A wet fartlek!

Fartlek is a Swedish word meaning speed play. The aim is to ride continuously, taking it easy on some sections of the ride whilst working hard in other parts. You need to recover from the bigger efforts so by riding in this way you can improve your ability to recover. This will always be important on a mountain bike ride because you have to work hard on steep climbs, particularly if there are rocks and other obstacles to negotiate. Also the title suits my childish sense of humour. Maybe if I’d ever fully grown up I wouldn’t want to ride a bicycle around a muddy trail and call it fun.

I haven’t ridden for a few days because we’ve endured some heavy and persistent rain which has thoroughly soaked the ground. My nearest hill, Healey Nab, has some well drained, purpose built trails so was the obvious place to go. I thought this time, rather than riding several identical laps, I’d ride at a gentle pace on the easier sections and work hard up the steep parts to make it a fartlek ride. I climbed to the top of the hill and stopped to take a picture and this was the only time when I didn’t ride continuously.

After the recent rain it was good to see some sunshine on my ride. The gorse in the background can display its yellow flowers at any time of year.

I noticed on my first downhill just how much leaf litter has accumulated on the trail. It makes the wheels slide around uncontrollably and could be dangerous. The trails have previously been well maintained and kept clean but it seems as if this is no longer the case. There’s also gravel on many of the corners, which can also cause a slide. You need to be cautious but the riding is still good. I can see from the app. Strava that plenty of people are using the trails and can only hope that they don’t deteriorate too much. It would take a lot of my time to try to clean the route but I have taken a folding saw on 2 occasions this year to clear trees which have fallen across the trails.
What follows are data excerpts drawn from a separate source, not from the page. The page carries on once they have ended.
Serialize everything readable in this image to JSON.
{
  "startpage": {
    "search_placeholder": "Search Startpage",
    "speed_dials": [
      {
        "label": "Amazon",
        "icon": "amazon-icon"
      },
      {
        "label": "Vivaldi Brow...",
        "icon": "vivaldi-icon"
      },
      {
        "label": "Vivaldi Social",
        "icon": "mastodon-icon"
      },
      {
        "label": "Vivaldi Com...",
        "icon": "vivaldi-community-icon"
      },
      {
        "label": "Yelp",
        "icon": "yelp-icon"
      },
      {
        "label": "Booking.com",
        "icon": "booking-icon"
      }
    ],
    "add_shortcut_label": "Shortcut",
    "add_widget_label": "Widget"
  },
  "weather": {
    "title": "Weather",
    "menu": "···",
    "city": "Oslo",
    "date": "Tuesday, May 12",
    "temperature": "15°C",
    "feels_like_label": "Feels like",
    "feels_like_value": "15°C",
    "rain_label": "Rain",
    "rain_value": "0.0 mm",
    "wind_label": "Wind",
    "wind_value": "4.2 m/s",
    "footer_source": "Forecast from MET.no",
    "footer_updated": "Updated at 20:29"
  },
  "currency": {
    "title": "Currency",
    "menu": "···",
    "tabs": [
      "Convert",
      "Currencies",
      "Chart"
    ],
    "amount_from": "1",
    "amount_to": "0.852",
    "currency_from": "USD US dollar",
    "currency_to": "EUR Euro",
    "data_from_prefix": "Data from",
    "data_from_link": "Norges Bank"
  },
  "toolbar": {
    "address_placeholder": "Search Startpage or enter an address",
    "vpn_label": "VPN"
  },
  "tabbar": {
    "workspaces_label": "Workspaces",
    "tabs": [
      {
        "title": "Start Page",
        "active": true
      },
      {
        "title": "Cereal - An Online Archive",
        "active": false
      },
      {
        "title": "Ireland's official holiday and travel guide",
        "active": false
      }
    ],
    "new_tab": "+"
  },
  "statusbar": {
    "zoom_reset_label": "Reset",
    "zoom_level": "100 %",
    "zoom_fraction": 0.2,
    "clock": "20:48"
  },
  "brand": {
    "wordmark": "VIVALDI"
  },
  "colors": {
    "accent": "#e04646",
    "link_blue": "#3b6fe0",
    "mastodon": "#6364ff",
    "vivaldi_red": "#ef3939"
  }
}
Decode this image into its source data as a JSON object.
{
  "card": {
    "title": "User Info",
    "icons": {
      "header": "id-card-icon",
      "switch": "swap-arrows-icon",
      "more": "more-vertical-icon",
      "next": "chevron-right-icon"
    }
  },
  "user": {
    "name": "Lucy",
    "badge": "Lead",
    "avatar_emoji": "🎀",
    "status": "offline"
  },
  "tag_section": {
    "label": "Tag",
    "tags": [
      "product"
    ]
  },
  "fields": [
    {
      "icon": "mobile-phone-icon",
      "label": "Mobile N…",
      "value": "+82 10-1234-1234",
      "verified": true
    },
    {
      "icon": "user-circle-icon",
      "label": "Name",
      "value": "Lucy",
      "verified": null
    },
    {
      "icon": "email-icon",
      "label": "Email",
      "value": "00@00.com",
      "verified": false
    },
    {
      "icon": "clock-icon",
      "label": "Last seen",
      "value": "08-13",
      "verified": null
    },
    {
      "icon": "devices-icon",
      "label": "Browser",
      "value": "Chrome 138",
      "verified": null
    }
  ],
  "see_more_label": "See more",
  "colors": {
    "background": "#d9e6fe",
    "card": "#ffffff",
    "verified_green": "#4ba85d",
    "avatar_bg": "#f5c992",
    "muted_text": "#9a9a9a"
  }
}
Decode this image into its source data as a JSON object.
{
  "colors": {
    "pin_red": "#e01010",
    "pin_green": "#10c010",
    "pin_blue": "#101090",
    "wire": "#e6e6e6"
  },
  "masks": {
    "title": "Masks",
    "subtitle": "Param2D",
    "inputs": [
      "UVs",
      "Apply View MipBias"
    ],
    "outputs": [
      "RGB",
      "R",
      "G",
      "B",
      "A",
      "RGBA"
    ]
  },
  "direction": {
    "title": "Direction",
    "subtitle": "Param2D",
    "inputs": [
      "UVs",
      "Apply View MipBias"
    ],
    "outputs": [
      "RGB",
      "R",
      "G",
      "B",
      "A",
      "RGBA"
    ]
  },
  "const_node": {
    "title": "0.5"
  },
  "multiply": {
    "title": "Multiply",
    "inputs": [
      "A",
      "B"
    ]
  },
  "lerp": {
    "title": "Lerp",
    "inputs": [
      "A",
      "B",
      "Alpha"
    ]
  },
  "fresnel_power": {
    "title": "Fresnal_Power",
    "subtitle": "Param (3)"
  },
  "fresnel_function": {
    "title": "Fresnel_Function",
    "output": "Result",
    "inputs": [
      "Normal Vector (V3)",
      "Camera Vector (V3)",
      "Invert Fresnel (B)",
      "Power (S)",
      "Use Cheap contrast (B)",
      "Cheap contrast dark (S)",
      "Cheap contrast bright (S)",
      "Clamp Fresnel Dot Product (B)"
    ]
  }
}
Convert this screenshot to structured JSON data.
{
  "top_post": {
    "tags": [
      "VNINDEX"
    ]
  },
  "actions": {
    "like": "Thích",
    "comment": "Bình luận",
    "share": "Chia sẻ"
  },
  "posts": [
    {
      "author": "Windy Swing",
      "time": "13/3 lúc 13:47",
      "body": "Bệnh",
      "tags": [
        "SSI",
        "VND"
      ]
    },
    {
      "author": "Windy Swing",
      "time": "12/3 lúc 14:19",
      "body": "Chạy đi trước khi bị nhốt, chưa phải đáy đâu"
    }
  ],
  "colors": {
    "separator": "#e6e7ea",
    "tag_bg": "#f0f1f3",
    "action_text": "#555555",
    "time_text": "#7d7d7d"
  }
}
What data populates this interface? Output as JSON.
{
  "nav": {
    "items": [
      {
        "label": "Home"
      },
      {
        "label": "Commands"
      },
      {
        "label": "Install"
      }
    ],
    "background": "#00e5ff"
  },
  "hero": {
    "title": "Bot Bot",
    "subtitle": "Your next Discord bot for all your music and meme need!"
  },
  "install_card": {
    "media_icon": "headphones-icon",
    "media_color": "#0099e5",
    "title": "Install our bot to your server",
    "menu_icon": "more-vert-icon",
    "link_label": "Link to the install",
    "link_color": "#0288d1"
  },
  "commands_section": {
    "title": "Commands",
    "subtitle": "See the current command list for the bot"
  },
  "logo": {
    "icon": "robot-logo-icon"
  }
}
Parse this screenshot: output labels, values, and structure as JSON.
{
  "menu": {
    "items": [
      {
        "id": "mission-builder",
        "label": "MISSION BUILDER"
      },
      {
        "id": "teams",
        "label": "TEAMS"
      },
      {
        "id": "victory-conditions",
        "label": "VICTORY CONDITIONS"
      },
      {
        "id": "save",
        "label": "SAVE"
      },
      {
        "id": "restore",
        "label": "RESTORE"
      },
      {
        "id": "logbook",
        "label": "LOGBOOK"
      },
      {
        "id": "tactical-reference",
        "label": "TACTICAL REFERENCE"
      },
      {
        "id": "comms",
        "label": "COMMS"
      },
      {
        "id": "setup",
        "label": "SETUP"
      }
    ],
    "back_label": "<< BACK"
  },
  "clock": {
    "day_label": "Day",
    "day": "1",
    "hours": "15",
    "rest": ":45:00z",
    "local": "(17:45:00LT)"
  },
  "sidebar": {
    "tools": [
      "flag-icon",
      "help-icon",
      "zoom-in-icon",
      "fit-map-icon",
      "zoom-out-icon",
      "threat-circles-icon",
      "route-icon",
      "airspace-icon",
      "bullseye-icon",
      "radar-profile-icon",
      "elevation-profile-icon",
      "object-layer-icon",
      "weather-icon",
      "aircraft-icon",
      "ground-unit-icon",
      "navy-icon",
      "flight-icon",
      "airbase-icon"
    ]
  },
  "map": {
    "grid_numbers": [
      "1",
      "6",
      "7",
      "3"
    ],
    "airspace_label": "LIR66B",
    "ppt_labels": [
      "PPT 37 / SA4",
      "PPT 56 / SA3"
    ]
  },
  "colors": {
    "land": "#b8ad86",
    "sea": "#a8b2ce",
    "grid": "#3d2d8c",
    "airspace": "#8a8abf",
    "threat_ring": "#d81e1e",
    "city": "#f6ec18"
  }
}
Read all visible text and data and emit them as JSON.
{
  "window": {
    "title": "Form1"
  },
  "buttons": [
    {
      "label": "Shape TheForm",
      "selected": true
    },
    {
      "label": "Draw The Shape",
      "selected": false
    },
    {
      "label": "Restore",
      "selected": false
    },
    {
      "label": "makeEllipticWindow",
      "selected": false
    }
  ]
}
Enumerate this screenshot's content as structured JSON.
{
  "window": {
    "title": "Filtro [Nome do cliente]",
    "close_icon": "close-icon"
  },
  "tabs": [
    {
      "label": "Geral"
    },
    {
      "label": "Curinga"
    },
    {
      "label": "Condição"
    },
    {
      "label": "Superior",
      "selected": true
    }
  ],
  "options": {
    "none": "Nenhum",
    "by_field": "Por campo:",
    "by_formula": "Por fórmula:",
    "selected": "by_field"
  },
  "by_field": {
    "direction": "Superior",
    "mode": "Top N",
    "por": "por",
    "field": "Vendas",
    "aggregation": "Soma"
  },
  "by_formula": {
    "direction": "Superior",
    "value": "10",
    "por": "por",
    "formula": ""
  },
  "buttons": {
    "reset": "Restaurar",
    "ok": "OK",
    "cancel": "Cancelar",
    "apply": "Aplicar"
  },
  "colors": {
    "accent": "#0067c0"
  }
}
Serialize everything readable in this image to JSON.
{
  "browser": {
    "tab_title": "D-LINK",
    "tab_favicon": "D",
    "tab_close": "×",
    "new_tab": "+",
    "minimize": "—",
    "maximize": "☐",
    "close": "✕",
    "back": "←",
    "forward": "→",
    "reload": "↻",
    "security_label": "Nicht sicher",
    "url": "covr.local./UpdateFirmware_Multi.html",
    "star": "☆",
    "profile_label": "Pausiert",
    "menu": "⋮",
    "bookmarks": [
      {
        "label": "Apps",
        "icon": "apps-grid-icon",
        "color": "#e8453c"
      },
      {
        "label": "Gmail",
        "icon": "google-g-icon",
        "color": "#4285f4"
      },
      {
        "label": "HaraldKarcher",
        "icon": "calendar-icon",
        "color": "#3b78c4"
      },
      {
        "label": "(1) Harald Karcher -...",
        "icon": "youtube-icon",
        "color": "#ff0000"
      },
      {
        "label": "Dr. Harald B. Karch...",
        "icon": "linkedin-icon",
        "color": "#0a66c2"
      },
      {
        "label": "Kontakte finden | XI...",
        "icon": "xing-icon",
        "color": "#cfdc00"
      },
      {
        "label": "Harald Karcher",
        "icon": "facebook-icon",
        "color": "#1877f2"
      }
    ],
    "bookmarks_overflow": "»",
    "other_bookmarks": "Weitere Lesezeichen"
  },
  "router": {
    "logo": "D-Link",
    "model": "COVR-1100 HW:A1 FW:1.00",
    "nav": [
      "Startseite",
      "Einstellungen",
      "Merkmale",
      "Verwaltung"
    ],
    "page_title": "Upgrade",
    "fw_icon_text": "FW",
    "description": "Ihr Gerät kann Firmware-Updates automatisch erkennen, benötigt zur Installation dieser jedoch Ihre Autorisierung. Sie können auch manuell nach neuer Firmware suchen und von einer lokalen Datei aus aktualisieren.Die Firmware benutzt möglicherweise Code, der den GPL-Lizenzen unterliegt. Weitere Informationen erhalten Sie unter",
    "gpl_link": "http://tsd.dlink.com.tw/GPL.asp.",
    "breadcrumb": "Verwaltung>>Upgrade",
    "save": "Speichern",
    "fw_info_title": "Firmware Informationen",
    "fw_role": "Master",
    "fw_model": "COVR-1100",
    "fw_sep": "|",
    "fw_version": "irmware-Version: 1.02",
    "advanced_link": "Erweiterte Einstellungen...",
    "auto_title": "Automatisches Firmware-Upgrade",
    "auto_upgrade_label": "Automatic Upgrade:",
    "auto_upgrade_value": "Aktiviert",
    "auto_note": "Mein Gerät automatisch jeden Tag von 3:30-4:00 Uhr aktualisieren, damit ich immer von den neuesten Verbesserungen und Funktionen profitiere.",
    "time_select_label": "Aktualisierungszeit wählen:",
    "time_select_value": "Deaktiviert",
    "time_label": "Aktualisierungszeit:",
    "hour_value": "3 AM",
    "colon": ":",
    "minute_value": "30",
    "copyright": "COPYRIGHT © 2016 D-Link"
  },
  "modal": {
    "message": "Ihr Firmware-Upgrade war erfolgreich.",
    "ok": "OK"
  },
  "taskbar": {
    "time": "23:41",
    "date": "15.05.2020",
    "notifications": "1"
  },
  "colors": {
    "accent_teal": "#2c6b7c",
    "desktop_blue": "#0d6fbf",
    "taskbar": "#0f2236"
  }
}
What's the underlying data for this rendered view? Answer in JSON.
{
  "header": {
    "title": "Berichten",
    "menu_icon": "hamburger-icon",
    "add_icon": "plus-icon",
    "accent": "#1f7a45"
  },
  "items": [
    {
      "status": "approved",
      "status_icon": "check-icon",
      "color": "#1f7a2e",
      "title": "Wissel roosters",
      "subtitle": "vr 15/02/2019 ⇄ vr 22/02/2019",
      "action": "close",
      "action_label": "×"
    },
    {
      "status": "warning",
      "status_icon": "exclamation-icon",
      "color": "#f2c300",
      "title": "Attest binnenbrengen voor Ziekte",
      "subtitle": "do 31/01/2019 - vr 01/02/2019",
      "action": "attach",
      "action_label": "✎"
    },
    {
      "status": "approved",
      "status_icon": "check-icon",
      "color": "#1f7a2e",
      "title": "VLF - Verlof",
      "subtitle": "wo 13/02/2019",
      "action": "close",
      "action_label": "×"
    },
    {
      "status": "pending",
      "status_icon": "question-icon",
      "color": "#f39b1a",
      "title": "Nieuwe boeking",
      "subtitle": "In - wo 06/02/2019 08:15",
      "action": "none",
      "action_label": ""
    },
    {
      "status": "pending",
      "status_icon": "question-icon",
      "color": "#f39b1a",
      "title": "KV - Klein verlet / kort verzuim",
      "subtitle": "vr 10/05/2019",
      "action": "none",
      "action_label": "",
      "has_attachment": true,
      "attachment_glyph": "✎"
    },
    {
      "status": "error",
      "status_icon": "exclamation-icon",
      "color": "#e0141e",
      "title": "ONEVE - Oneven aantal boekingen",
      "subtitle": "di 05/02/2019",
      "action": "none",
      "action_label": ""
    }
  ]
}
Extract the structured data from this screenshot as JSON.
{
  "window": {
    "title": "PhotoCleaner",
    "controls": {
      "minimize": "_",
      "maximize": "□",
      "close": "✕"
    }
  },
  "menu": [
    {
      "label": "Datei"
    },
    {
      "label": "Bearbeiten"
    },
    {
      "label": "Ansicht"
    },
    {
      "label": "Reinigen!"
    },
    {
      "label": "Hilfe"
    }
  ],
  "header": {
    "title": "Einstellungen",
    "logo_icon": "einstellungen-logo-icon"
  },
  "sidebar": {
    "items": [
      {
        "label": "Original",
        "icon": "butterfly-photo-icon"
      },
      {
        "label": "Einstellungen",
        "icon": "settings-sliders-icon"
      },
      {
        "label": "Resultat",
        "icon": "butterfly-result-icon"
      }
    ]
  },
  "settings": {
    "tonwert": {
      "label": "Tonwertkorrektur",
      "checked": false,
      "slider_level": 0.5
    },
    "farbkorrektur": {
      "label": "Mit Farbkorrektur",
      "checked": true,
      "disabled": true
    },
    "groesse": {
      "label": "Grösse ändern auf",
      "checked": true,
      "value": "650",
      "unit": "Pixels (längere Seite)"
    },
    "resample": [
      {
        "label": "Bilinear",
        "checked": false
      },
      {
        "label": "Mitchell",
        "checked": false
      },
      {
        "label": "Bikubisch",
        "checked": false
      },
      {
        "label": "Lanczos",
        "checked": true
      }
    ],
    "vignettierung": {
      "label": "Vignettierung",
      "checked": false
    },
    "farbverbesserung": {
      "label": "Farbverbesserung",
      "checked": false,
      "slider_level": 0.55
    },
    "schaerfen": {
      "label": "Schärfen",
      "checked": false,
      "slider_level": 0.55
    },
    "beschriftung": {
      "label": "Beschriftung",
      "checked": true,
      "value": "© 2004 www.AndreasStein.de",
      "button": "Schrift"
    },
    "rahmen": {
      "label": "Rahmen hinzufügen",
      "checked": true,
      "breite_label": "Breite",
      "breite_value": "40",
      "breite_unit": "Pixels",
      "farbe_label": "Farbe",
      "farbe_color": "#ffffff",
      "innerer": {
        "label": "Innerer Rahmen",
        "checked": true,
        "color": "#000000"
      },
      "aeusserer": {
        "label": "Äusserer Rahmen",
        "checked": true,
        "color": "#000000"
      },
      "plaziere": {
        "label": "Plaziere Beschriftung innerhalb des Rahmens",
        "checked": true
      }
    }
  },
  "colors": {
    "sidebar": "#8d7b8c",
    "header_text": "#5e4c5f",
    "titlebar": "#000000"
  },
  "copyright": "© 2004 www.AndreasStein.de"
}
I climbed by a steeper route on my next climb, turning on top to use the climb as an off piste descent. It’s more challenging than the manicured official way down and again had some tricky patches of leaf litter. I climbed back to the top and as I rotated around before my last descent was treated to the sight of England’s biggest bird of prey, a buzzard. It flew high above me only to be harried by a smaller bird of prey, a kestrel. I imagine they compete for the same food resources and are thus bitter rivals. I used the same off piste downhill for my last downhill and noticed how poorly I rode some of the corners, running off line and being forced to brake mid corner. I’d lost my full concentration on the ride for some reason and was reminded of just how much you need to be engaged in riding for speed and safety.